Ruminations

Blog dedicated primarily to randomly selected news items; comments reflecting personal perceptions

Saturday, January 28, 2023

Long COVID Diagnosis and Management

"[Long COVID] has emerged as a complex and multi-system disease that is anticipated to require multidisciplinary management and treatment across the continuum of care."
Ontario Ministry of Health

"The designation of a specific code really does help us track, count and look at the burden of this across Ontario."
"It is the belief of our review that the vast majority of patients can be treated through their primary health care provider."
Dr. Kieran Moore, chief medical officer of health, Ontario

"This code is a big deal. It's helpful for us and I think it's going to help change the way health care is delivered in Ontario in the future for people with Long COVID."
"We have lots of work to do on pretty much everything to do with the treatment and support of people with it. But I think the first step is just acknowledging that it's a real thing."
"It really is critical and it's something that we've been asking for and advocating for, for a while now."
Dr. Kieran Quinn, clinical expert in Long COVID, associate professor, University of Toronto
New research out of Israel suggests most symptoms of long COVID clear up within a year, but some — like weakness and trouble breathing — are more likely to persist. CBC
"People are grieving the loss of who you were. I'm not who I was before COVID."
"It's [news of a small victory in the imposition of a new fee code recognizing the reality of Long COVID] -- just the first step of a thousand."
"We want to see a commitment from the government with some kind of strategy as to how they're going to deal with Long COVID."
Suzie Goulding, COVID Long-Haulers Support Group Canada
After the frustrating, gruelling experience thrust upon Suzie Goulding following her bout with COVID-19, leaving her with the condition now known as Long COVID, she became a warrior for the recognition of the condition, hoping that general practitioners, the first medical doctors generally who see patients suffering from the syndrome and unable to diagnose it, will begin to help others where she was failed. Early in the pandemic she became ill with COVID-19, but her family doctor did not believe what ailed her was the virus.

She has, in fact, never been formally diagnosed, since at the time of her initial bout with the SARS-CoV-2 virus, it was difficult to obtain testing without being judged qualified for the testing process. Eventually she found herself struggling to walk. She was referred to a neurologist whose opinion was she was suffering from anxiety. Low energy levels assail her; she lives with a persistent brain fog affecting her speech.

"The more that I speak, the less words I can find", she said. It occurred to her to launch a community self-help group to welcome others suffering from Long COVID in an atmosphere where it was not being taken seriously throughout the medical community. There are now 18,000 members across the country  for the COVID Long-Haulers Support Group Canada. A support group that lobbies to support researchers like Dr. Quinn in striving to understand the disease.

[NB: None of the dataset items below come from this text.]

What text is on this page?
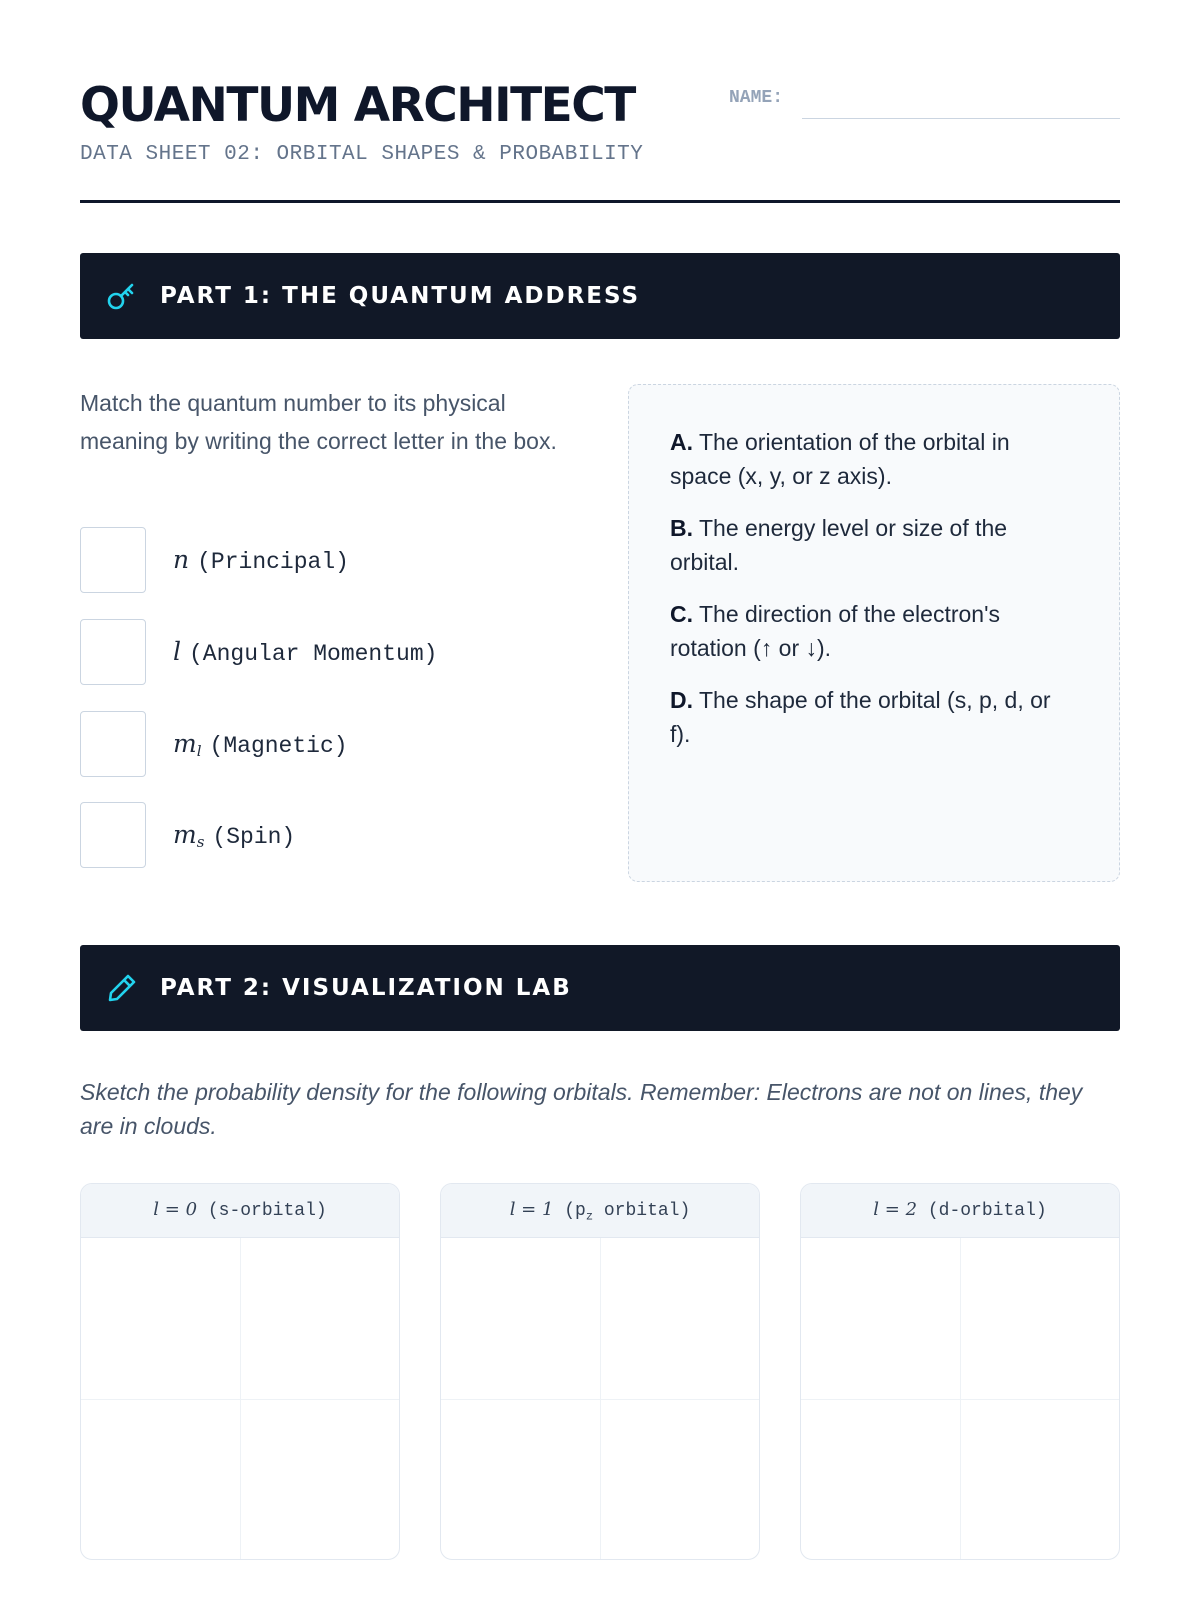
QUANTUM ARCHITECT
DATA SHEET 02: ORBITAL SHAPES & PROBABILITY
NAME:
PART 1: THE QUANTUM ADDRESS
Match the quantum number to its physical meaning by writing the correct letter in the box.
n (Principal)
l (Angular Momentum)
$m_l$ (Magnetic)
$m_s$ (Spin)
A. The orientation of the orbital in space (x, y, or z axis).
B. The energy level or size of the orbital.
C. The direction of the electron's rotation (↑ or ↓).
D. The shape of the orbital (s, p, d, or f).
PART 2: VISUALIZATION LAB
Sketch the probability density for the following orbitals. Remember: Electrons are not on lines, they are in clouds.
l = 0 (s-orbital)	l = 1 ($p_z$ orbital)	l = 2 (d-orbital)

With his colleague, Dr.Angela Cheung, Dr. Kieran Quinn is preparing to launch clinical trials they call the Reclaim Trial, which purpose is to examine a number of treatments "to actually improve people's quality of life and to treat Long COVID directly".  This all ties in with the recognition of Long COVID by the Ontario Ministry through the release of a new billing code for the use of doctors in diagnosing Long COVID.

The code is to be used when suspected or confirmed Long COVID cases present for treatment. A condition known as well as post-COVID-19 condition. The code also becomes a mechanism through which researchers are enabled to follow patients over time, with Long COVID.  With the bulletin on the new code, came guidelines for primary care physicians to aid them in understanding how to assess and manage their patients with the condition.

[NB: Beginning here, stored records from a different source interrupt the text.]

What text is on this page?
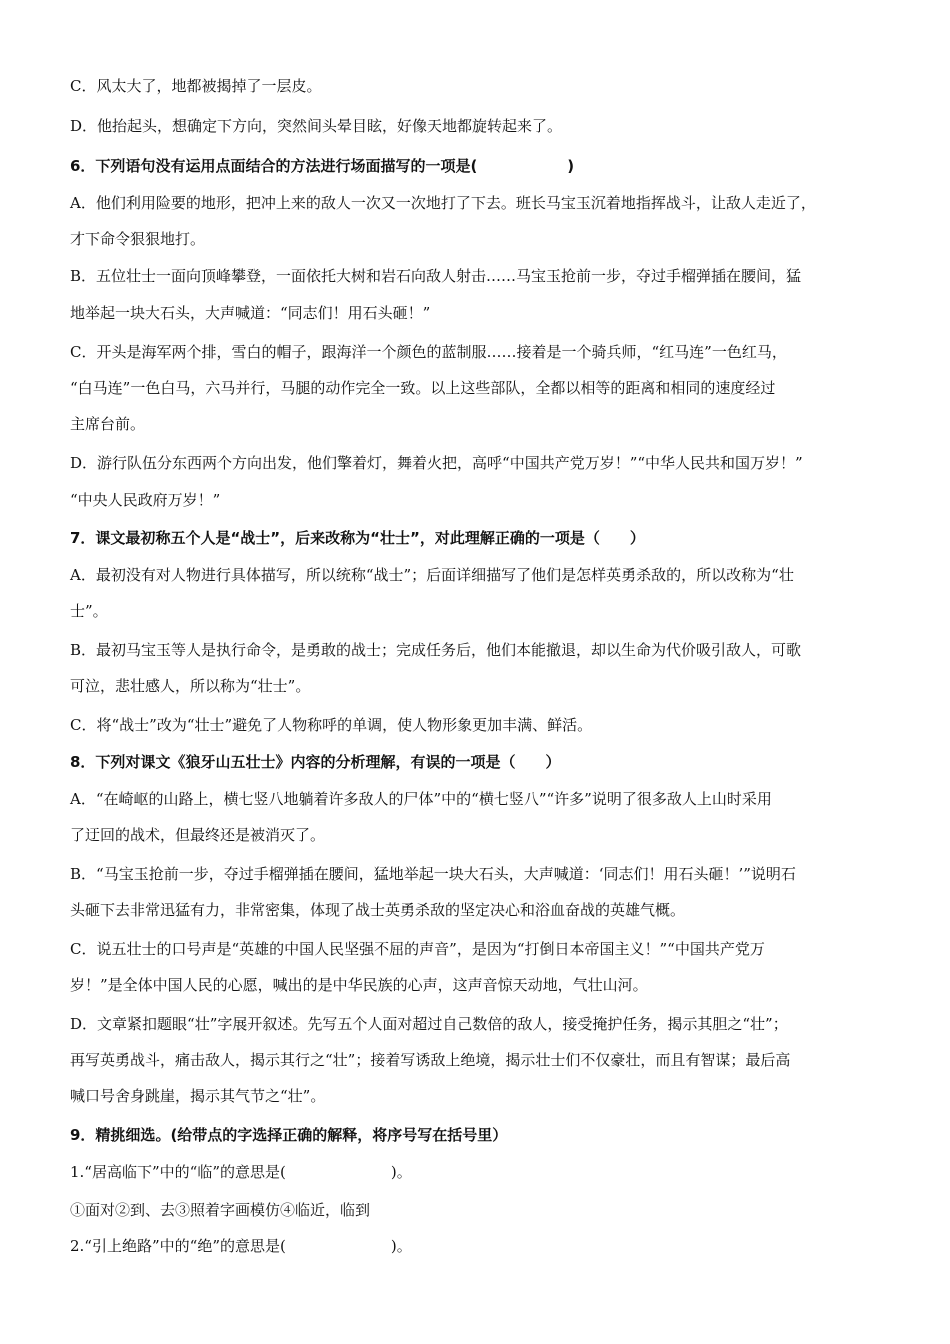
C．风太大了，地都被揭掉了一层皮。
D．他抬起头，想确定下方向，突然间头晕目眩，好像天地都旋转起来了。
6．下列语句没有运用点面结合的方法进行场面描写的一项是(　　　　　　)
A．他们利用险要的地形，把冲上来的敌人一次又一次地打了下去。班长马宝玉沉着地指挥战斗，让敌人走近了，
才下命令狠狠地打。
B．五位壮士一面向顶峰攀登，一面依托大树和岩石向敌人射击……马宝玉抢前一步，夺过手榴弹插在腰间，猛
地举起一块大石头，大声喊道：“同志们！用石头砸！”
C．开头是海军两个排，雪白的帽子，跟海洋一个颜色的蓝制服……接着是一个骑兵师，“红马连”一色红马，
“白马连”一色白马，六马并行，马腿的动作完全一致。以上这些部队，全都以相等的距离和相同的速度经过
主席台前。
D．游行队伍分东西两个方向出发，他们擎着灯，舞着火把，高呼“中国共产党万岁！”“中华人民共和国万岁！”
“中央人民政府万岁！”
7．课文最初称五个人是“战士”，后来改称为“壮士”，对此理解正确的一项是（　　）
A．最初没有对人物进行具体描写，所以统称“战士”；后面详细描写了他们是怎样英勇杀敌的，所以改称为“壮
士”。
B．最初马宝玉等人是执行命令，是勇敢的战士；完成任务后，他们本能撤退，却以生命为代价吸引敌人，可歌
可泣，悲壮感人，所以称为“壮士”。
C．将“战士”改为“壮士”避免了人物称呼的单调，使人物形象更加丰满、鲜活。
8．下列对课文《狼牙山五壮士》内容的分析理解，有误的一项是（　　）
A．“在崎岖的山路上，横七竖八地躺着许多敌人的尸体”中的“横七竖八”“许多”说明了很多敌人上山时采用
了迂回的战术，但最终还是被消灭了。
B．“马宝玉抢前一步，夺过手榴弹插在腰间，猛地举起一块大石头，大声喊道：‘同志们！用石头砸！’”说明石
头砸下去非常迅猛有力，非常密集，体现了战士英勇杀敌的坚定决心和浴血奋战的英雄气概。
C．说五壮士的口号声是“英雄的中国人民坚强不屈的声音”，是因为“打倒日本帝国主义！”“中国共产党万
岁！”是全体中国人民的心愿，喊出的是中华民族的心声，这声音惊天动地，气壮山河。
D．文章紧扣题眼“壮”字展开叙述。先写五个人面对超过自己数倍的敌人，接受掩护任务，揭示其胆之“壮”；
再写英勇战斗，痛击敌人，揭示其行之“壮”；接着写诱敌上绝境，揭示壮士们不仅豪壮，而且有智谋；最后高
喊口号舍身跳崖，揭示其气节之“壮”。
9．精挑细选。(给带点的字选择正确的解释，将序号写在括号里）
1.“居高临下”中的“临”的意思是(　　　　　　　)。
①面对②到、去③照着字画模仿④临近，临到
2.“引上绝路”中的“绝”的意思是(　　　　　　　)。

Dr. Quinn, along with other researchers has been engaged in painstaking work meant to estimate how many Canadians live with Long COVID. Their conclusion is, about 1.4 million have the condition. Almost every part and organ of the body is affected by the SARS-CoV-2 virus that causes COVID-19. There are well over a hundred symptoms associated with COVID and Long COVID, the most common of which include deep-rooted fatigue, brain fog heart palpitations, insomnia and mood disorders such as anxiety and depression.

In the near term, primary care doctors will be tackling Long COVID. Before it was  disbanded, Ontario's science table informed the province in a brief that saw publication in September, that the lack of a diagnostic code for Long COVID presented as a problem; warning a month later that the heavy lifting going forward on COVID-19 would rest with primary care physicians.

This is doubly problematic given the reality of a shortage of family doctors, with 1.8 million people living in Ontario without a family doctor to call upon. Compounded by the fact that another 1.7 million Ontarians are patients of family doctors aged 65 or older. Backing up family doctors, a number of hospitals in the province have established Long COVID outpatient clinics, with eleven across the province located in cities and with one only in the province's north.